European leaders are scrambling for solutions as bloody conflicts in Syria, Iraq and beyond have sent hundreds of thousands of desperate people on dangerous voyages through the Balkans and across the Mediterranean to the 28-nation EU.
German Chancellor Angela Merkel, whose country is Europe's top refugee destination, hailed the warm welcome her citizens gave to 20,000 asylum-seekers who streamed across its southern borders on weekend trains, and pledged billions more in money to house them.
"We want the change to be positive, and we believe we can accomplish that," she said.
As EU leaders stepped up efforts to tackle the historic crisis, France said it would take 24,000 more asylum-seekers under a European plan to relocate 120,000 refugees from hard-hit frontline countries.

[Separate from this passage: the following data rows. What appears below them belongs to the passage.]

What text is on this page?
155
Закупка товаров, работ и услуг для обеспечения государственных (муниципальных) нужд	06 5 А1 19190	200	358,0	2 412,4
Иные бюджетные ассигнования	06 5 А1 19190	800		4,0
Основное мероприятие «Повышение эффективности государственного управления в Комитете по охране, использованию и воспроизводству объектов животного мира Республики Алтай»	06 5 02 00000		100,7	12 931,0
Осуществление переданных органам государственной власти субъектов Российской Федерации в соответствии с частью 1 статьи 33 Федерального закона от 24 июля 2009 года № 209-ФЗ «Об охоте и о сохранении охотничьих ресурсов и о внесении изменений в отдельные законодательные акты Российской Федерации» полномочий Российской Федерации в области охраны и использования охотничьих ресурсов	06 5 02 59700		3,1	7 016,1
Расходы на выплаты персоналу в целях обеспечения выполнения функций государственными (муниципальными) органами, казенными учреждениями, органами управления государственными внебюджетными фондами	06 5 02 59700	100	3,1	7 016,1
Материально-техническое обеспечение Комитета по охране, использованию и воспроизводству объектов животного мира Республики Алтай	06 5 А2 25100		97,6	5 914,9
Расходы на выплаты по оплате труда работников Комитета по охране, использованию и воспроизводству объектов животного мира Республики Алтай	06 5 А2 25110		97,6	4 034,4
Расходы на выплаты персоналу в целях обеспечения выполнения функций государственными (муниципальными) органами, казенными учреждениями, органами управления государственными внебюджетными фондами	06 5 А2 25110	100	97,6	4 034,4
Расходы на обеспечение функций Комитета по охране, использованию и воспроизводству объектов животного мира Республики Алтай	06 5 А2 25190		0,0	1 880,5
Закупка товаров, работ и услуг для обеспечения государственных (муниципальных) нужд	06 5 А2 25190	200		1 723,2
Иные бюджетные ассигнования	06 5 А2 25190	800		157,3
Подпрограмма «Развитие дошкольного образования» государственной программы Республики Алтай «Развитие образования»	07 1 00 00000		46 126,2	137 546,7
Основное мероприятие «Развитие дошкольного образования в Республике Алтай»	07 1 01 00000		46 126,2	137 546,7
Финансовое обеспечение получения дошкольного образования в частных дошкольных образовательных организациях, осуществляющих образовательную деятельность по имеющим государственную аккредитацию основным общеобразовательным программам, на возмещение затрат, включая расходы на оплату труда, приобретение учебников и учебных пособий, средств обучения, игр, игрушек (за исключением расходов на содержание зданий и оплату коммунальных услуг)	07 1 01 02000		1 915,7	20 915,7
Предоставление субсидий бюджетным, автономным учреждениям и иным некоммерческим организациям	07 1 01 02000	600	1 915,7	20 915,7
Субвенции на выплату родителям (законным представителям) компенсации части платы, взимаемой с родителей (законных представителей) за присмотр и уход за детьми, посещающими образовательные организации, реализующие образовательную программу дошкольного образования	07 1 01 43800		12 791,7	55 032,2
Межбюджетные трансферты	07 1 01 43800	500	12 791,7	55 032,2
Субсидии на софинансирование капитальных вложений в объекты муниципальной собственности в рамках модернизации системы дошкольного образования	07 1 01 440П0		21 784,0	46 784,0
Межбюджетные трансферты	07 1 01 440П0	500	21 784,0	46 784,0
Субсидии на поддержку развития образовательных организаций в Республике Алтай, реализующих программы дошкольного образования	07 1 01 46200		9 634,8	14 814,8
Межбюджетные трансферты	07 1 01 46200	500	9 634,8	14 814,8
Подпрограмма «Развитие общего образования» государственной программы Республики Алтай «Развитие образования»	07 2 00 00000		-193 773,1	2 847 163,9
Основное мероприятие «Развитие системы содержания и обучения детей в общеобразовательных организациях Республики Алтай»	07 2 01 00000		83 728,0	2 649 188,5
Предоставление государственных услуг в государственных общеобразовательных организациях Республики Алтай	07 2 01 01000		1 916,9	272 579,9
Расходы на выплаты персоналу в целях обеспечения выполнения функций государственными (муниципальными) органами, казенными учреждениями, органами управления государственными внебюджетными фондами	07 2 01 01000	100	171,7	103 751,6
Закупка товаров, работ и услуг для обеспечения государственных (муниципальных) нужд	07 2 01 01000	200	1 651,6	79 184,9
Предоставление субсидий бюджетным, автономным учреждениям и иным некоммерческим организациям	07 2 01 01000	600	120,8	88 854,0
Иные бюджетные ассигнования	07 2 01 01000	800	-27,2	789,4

And British Prime Minister David Cameron said his country would take in 20,000 Syrian refugees from camps near the war-torn country's borders over the next five years, calling the United Kingdom "a country of extraordinary compassion".
In Greece, the situation on Lesbos island near Turkey was "on the verge of explosion" with the recent arrival of more than 15,000 mainly Syrian refugees, the immigration minister warned.
Clashes have broken out on Lesbos in recent days between police and migrants, and between migrants of different nationalities.
Elsewhere tensions have flared too as about 40 men rioted at a Spanish migrant detention centre in Valencia late Sunday and dozens tried to escape, in clashes that left five police injured.
Meanwhile, the poor and desperate kept coming, both on the land corridor through Turkey and the Balkans and on overcrowded boats in the Mediterranean on journeys that have left 2,800 dead or missing this year.
Libyan coastguards said they had rescued over 120 migrants aboard a rubber boat en route to Europe. Elsewhere migrants rescued by Italian authorities yesterday said five of their group were still missing.